Polish pro-life activists are pushing for a ban on what is known as eugenic abortion, or a woman having her pregnancy terminated when the baby has been prenatally diagnosed with a genetic condition such as Down syndrome.
A total of 29 PO deputies did not take part in the vote on the “Save the Women” bill, while another three voted to reject the bill, which, among other provisions, sought to give women a right to abortion until the end of the 12th week of a pregnancy.
MPs suspend caucus membership
Meanwhile, three prominent MPs for another Polish opposition group, the liberal Nowoczesna (Modern), have suspended their membership of the party’s parliamentary caucus after some of their colleagues failed to take part in the vote on the “Save the Women” bill.
Joanna Scheuring-Wielgus, Joanna Schmidt and Krzysztof Mieszkowski said they were suspending their membership of the caucus “for a month,” a period to be spent on talks to sort out divisive issues within the party.
An irate Mieszkowski said: “It turns out that my colleagues do not want to defend women’s rights, they do not want women to have freedom, do not want to live in a democratic country.”
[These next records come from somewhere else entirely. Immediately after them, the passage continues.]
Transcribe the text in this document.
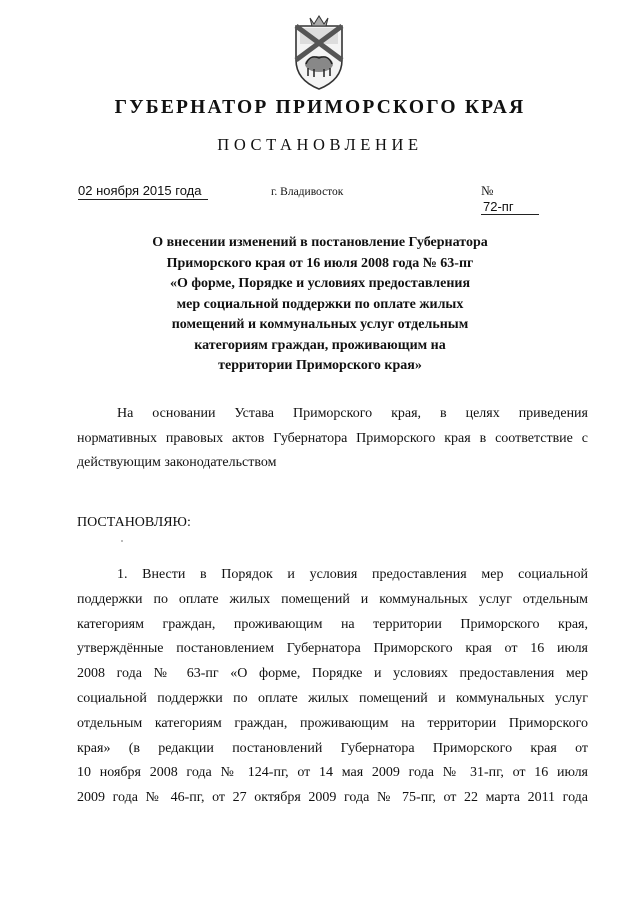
ГУБЕРНАТОР ПРИМОРСКОГО КРАЯ
ПОСТАНОВЛЕНИЕ
02 ноября 2015 года	г. Владивосток	№ 72-пг
О внесении изменений в постановление Губернатора
Приморского края от 16 июля 2008 года № 63-пг
«О форме, Порядке и условиях предоставления
мер социальной поддержки по оплате жилых
помещений и коммунальных услуг отдельным
категориям граждан, проживающим на
территории Приморского края»
На основании Устава Приморского края, в целях приведения
нормативных правовых актов Губернатора Приморского края в соответствие с
действующим законодательством
ПОСТАНОВЛЯЮ:
1. Внести в Порядок и условия предоставления мер социальной
поддержки по оплате жилых помещений и коммунальных услуг отдельным
категориям граждан, проживающим на территории Приморского края,
утверждённые постановлением Губернатора Приморского края от 16 июля
2008 года № 63-пг «О форме, Порядке и условиях предоставления мер
социальной поддержки по оплате жилых помещений и коммунальных услуг
отдельным категориям граждан, проживающим на территории Приморского
края» (в редакции постановлений Губернатора Приморского края от
10 ноября 2008 года № 124-пг, от 14 мая 2009 года № 31-пг, от 16 июля
2009 года № 46-пг, от 27 октября 2009 года № 75-пг, от 22 марта 2011 года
In a move that surprised some observers, 58 deputies from the ruling conservative (PiS) party, which is otherwise against initiatives to relax abortion law in Poland, voted in favour of the “Save the Women” bill being sent for further work in committee.
Unending abortion debate
In October 2016, Poland’s parliament threw out a controversial citizens’ bill proposing a total ban on abortion and jail time for women who had terminations.
Deputies voted against the bill after women in cities throughout Poland took to the streets in a so-called Black Protest.
Demonstrators returned to the streets exactly a year later.
Poland’s President Andrzej Duda has declared he would support a bill introducing tighter restrictions on abortions of foetuses with disabilities if one was passed in parliament.
Poland’s abortion laws have been in place since 1993 and are among the strictest in the European Union.
They allow for pregnancies to be terminated in only three cases: when the life or health of the mother is in danger; when the pregnancy is the result of incest or rape; and when the foetus is severely and untreatably damaged.